Germany, Hungary, Slovakia, Austria and Sweden followed suit in noting higher-than-usual levels of the element in the atmosphere.

To date, officials in Spain, Russia, Ukraine, Finland, France, Britain, Switzerland, Poland and Norway have not detected elevated levels of radioiodine.

The element has been linked to cancer, and can contaminate fruit and vegetables, but governments are insistent that the recently noted levels of iodine-131 do not pose a human health risk.

Paddy Regan, a professor of nuclear physics at the University of Surrey, said the suggestion that the radioiodine may have inadvertently leaked from a manufacturing process sounded very sensible and totally reasonable.

He said that it would be very unlikely for the recent spike in atmospheric radioiodine to have come from Fukushima, since the accident was so many months ago and iodine-131 had a brief half-life.
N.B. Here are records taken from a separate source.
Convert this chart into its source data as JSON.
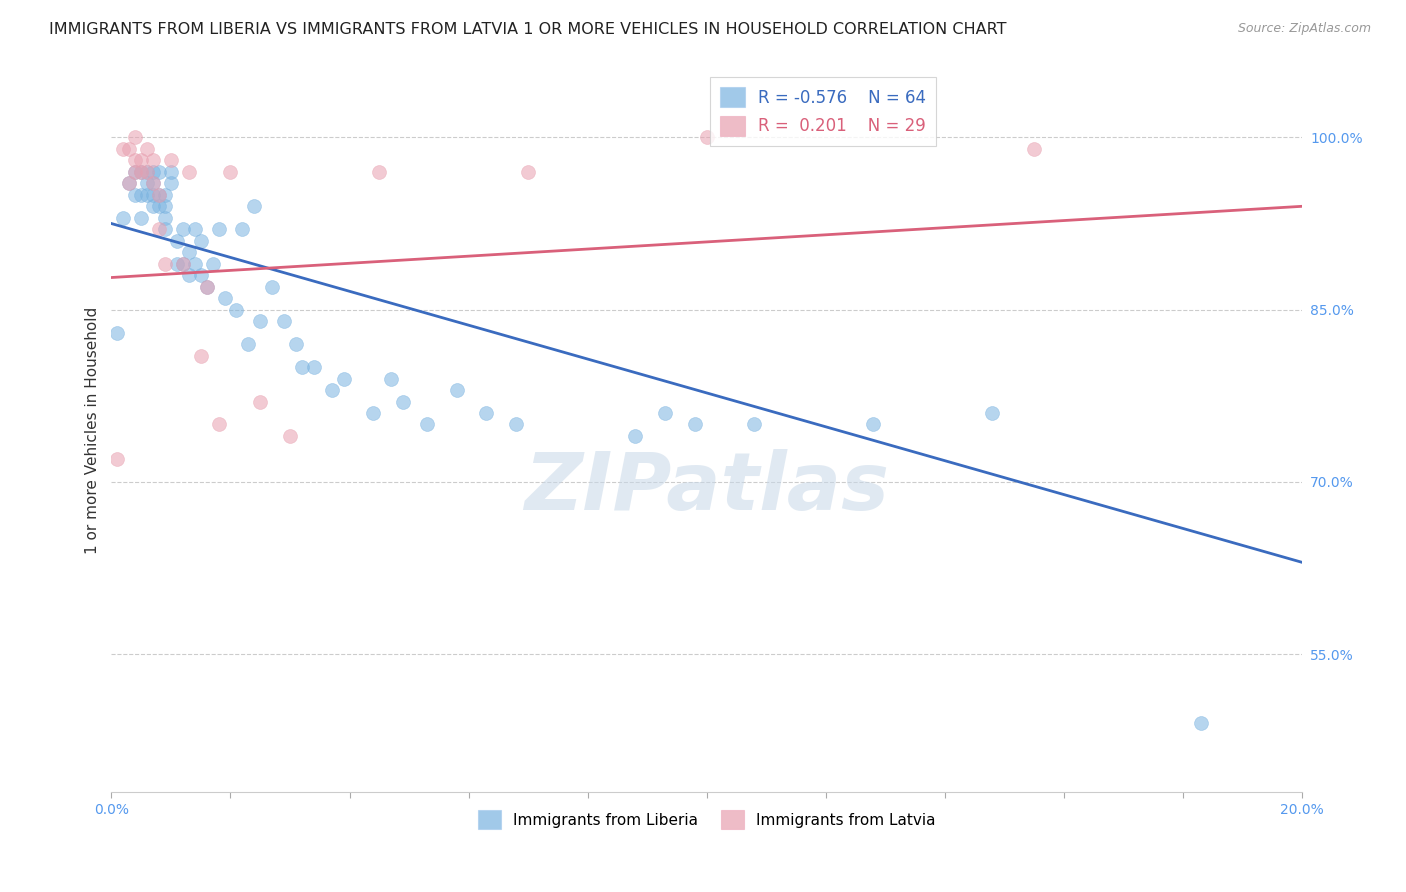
{
  "title": "IMMIGRANTS FROM LIBERIA VS IMMIGRANTS FROM LATVIA 1 OR MORE VEHICLES IN HOUSEHOLD CORRELATION CHART",
  "source": "Source: ZipAtlas.com",
  "ylabel": "1 or more Vehicles in Household",
  "xlim": [
    0.0,
    0.2
  ],
  "ylim": [
    0.43,
    1.06
  ],
  "yticks": [
    0.55,
    0.7,
    0.85,
    1.0
  ],
  "ytick_labels": [
    "55.0%",
    "70.0%",
    "85.0%",
    "100.0%"
  ],
  "xticks": [
    0.0,
    0.02,
    0.04,
    0.06,
    0.08,
    0.1,
    0.12,
    0.14,
    0.16,
    0.18,
    0.2
  ],
  "liberia_R": -0.576,
  "liberia_N": 64,
  "latvia_R": 0.201,
  "latvia_N": 29,
  "liberia_color": "#7ab3e0",
  "latvia_color": "#e8a0b0",
  "liberia_line_color": "#3a6bbf",
  "latvia_line_color": "#d9607a",
  "liberia_x": [
    0.001,
    0.002,
    0.003,
    0.004,
    0.004,
    0.005,
    0.005,
    0.005,
    0.006,
    0.006,
    0.006,
    0.007,
    0.007,
    0.007,
    0.007,
    0.008,
    0.008,
    0.008,
    0.009,
    0.009,
    0.009,
    0.009,
    0.01,
    0.01,
    0.011,
    0.011,
    0.012,
    0.012,
    0.013,
    0.013,
    0.014,
    0.014,
    0.015,
    0.015,
    0.016,
    0.017,
    0.018,
    0.019,
    0.021,
    0.022,
    0.023,
    0.024,
    0.025,
    0.027,
    0.029,
    0.031,
    0.032,
    0.034,
    0.037,
    0.039,
    0.044,
    0.047,
    0.049,
    0.053,
    0.058,
    0.063,
    0.068,
    0.088,
    0.093,
    0.098,
    0.108,
    0.128,
    0.148,
    0.183
  ],
  "liberia_y": [
    0.83,
    0.93,
    0.96,
    0.97,
    0.95,
    0.97,
    0.95,
    0.93,
    0.96,
    0.97,
    0.95,
    0.95,
    0.97,
    0.94,
    0.96,
    0.95,
    0.97,
    0.94,
    0.93,
    0.95,
    0.94,
    0.92,
    0.96,
    0.97,
    0.91,
    0.89,
    0.92,
    0.89,
    0.9,
    0.88,
    0.89,
    0.92,
    0.91,
    0.88,
    0.87,
    0.89,
    0.92,
    0.86,
    0.85,
    0.92,
    0.82,
    0.94,
    0.84,
    0.87,
    0.84,
    0.82,
    0.8,
    0.8,
    0.78,
    0.79,
    0.76,
    0.79,
    0.77,
    0.75,
    0.78,
    0.76,
    0.75,
    0.74,
    0.76,
    0.75,
    0.75,
    0.75,
    0.76,
    0.49
  ],
  "latvia_x": [
    0.001,
    0.002,
    0.003,
    0.003,
    0.004,
    0.004,
    0.004,
    0.005,
    0.005,
    0.006,
    0.006,
    0.007,
    0.007,
    0.008,
    0.008,
    0.009,
    0.01,
    0.012,
    0.013,
    0.015,
    0.016,
    0.018,
    0.02,
    0.025,
    0.03,
    0.045,
    0.07,
    0.1,
    0.155
  ],
  "latvia_y": [
    0.72,
    0.99,
    0.99,
    0.96,
    1.0,
    0.98,
    0.97,
    0.98,
    0.97,
    0.97,
    0.99,
    0.96,
    0.98,
    0.95,
    0.92,
    0.89,
    0.98,
    0.89,
    0.97,
    0.81,
    0.87,
    0.75,
    0.97,
    0.77,
    0.74,
    0.97,
    0.97,
    1.0,
    0.99
  ],
  "liberia_line_x": [
    0.0,
    0.2
  ],
  "liberia_line_y": [
    0.925,
    0.63
  ],
  "latvia_line_x": [
    0.0,
    0.2
  ],
  "latvia_line_y": [
    0.878,
    0.94
  ],
  "marker_size": 100,
  "background_color": "#ffffff",
  "grid_color": "#cccccc",
  "title_fontsize": 11.5,
  "label_fontsize": 11,
  "tick_fontsize": 10,
  "watermark_text": "ZIPatlas",
  "watermark_color": "#c8d8e8",
  "watermark_alpha": 0.55
}
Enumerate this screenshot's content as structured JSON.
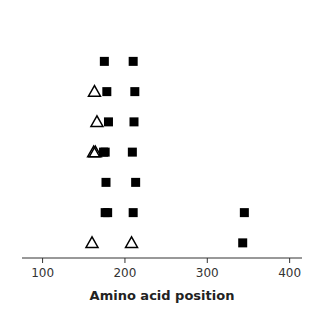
{
  "chart_data": {
    "type": "scatter",
    "xlabel": "Amino acid position",
    "xlim": [
      75,
      415
    ],
    "xticks": [
      100,
      200,
      300,
      400
    ],
    "ylim": [
      0.5,
      8.5
    ],
    "tick_labels": "x",
    "series": [
      {
        "marker": "square",
        "color": "#000000",
        "x": [
          175,
          178,
          180,
          176,
          174,
          177,
          179,
          176,
          210,
          212,
          211,
          209,
          213,
          210,
          345,
          343
        ],
        "values": [
          7,
          6,
          5,
          4,
          4,
          3,
          2,
          2,
          7,
          6,
          5,
          4,
          3,
          2,
          2,
          1
        ]
      },
      {
        "marker": "open-triangle",
        "color": "#000000",
        "x": [
          163,
          166,
          164,
          162,
          160,
          208
        ],
        "values": [
          6,
          5,
          4,
          4,
          1,
          1
        ]
      }
    ]
  }
}
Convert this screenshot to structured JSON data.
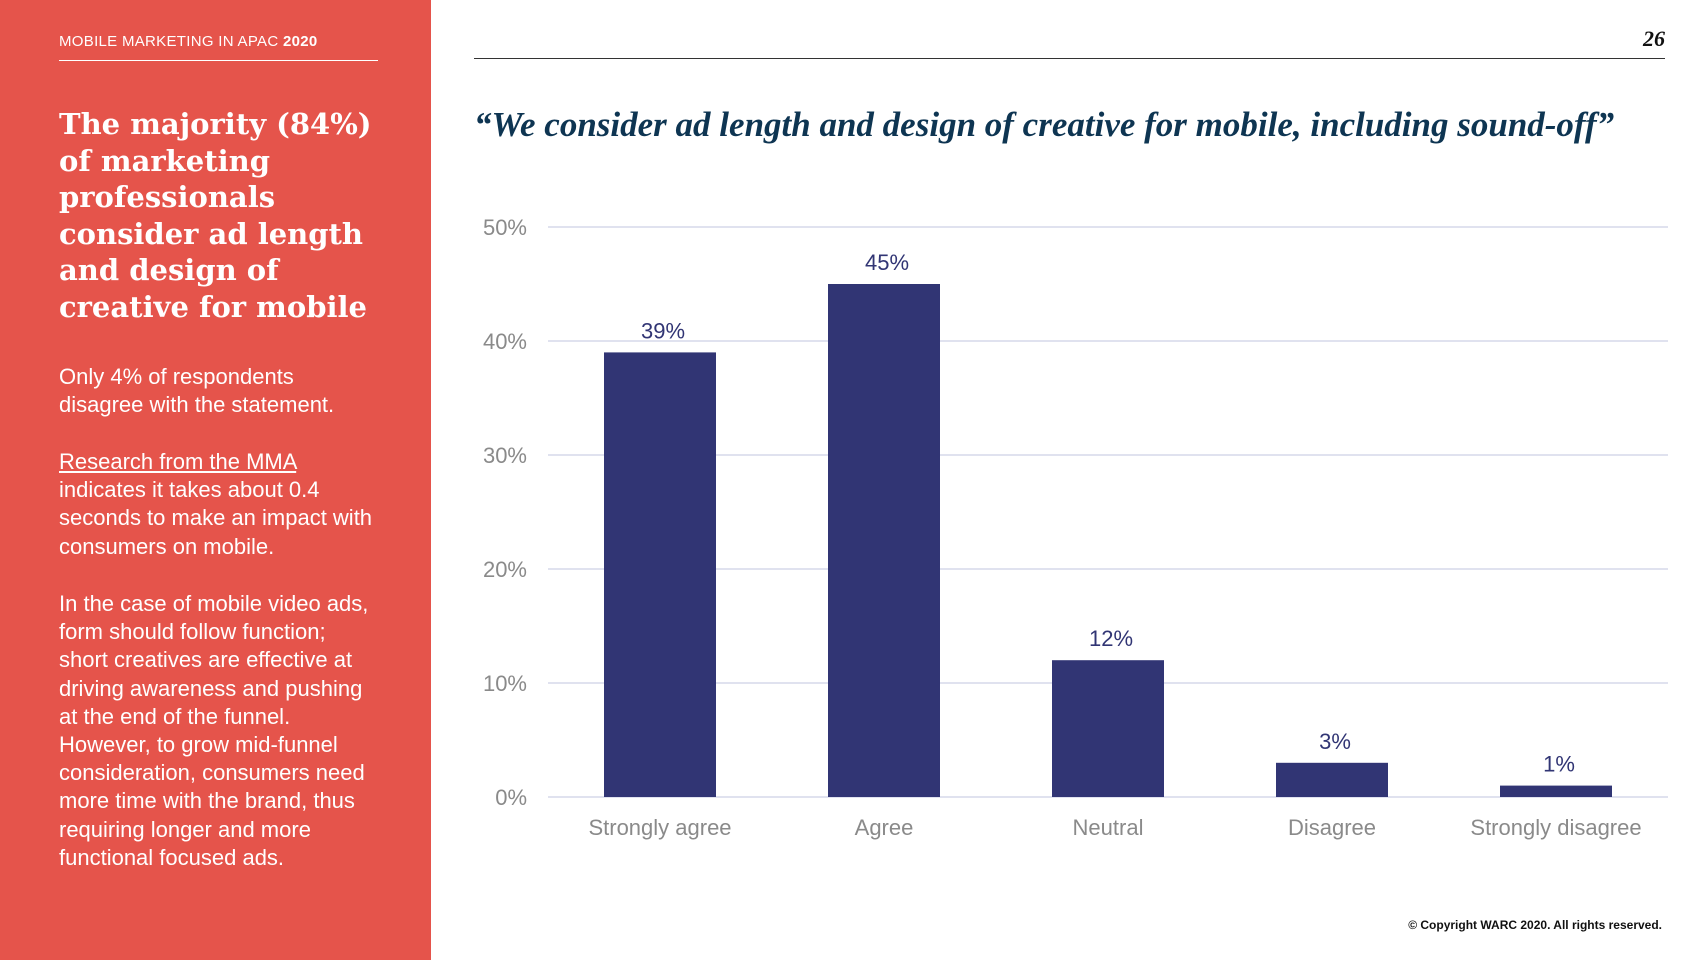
{
  "sidebar": {
    "report_title": "MOBILE MARKETING IN APAC",
    "report_year": "2020",
    "headline": "The majority (84%) of marketing professionals consider ad length and design of creative for mobile",
    "paragraph_1": "Only 4% of respondents disagree with the statement.",
    "paragraph_2_link": "Research from the MMA",
    "paragraph_2_rest": "indicates it takes about 0.4 seconds to make an impact with consumers on mobile.",
    "paragraph_3": "In the case of mobile video ads, form should follow function; short creatives are effective at driving awareness and pushing at the end of the funnel. However, to grow mid-funnel consideration, consumers need more time with the brand, thus requiring longer and more functional focused ads."
  },
  "page_number": "26",
  "copyright": "© Copyright WARC 2020. All rights reserved.",
  "colors": {
    "sidebar_bg": "#e5544b",
    "bar": "#313574",
    "quote": "#0e3552",
    "grid": "#d6d9ea"
  },
  "chart_data": {
    "type": "bar",
    "title": "“We consider ad length and design of creative for mobile, including sound-off”",
    "categories": [
      "Strongly agree",
      "Agree",
      "Neutral",
      "Disagree",
      "Strongly disagree"
    ],
    "values": [
      39,
      45,
      12,
      3,
      1
    ],
    "value_labels": [
      "39%",
      "45%",
      "12%",
      "3%",
      "1%"
    ],
    "y_ticks": [
      0,
      10,
      20,
      30,
      40,
      50
    ],
    "y_tick_labels": [
      "0%",
      "10%",
      "20%",
      "30%",
      "40%",
      "50%"
    ],
    "ylim": [
      0,
      50
    ],
    "grid": true,
    "xlabel": "",
    "ylabel": ""
  }
}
Massimo Sepielli, head of the nuclear fission unit of Italy's national alternative energy body, said that the material could have come from a hospital.

Malcolm Sperrin, director of medical physics at the Royal Berkshire Hospital, said that the iodine may be the result of excretion by patients undergoing medical treatment.

He said that, while such patients were carefully controlled, some release of iodine into the environment would probably occur.

In an official statement, the IAEA said that it had learned about similar measurements in other locations across Europe, and that the organisation was working with its partners in order to determine the source of the emission.

The Czech watchdog, which originally noticed the emission, said it had first detected radioiodine late last month.

Dana Drabova, Czech State Office for Nuclear Safety chief, said that her organization had decided with probability bordering on certainty that the source was outside the Czech Republic, and that they had asked the IAEA if they know what the source could be.

Austria's Environment Ministry said that the estimated dose for citizens there was a fraction of a percent of that received during a transatlantic flight.

Earlier this year, the world's worst nuclear accident since 1986 occurred following an earthquake and tsunami, ejecting radioactive material from the Fukushima nuclear plant that was later detected around the world.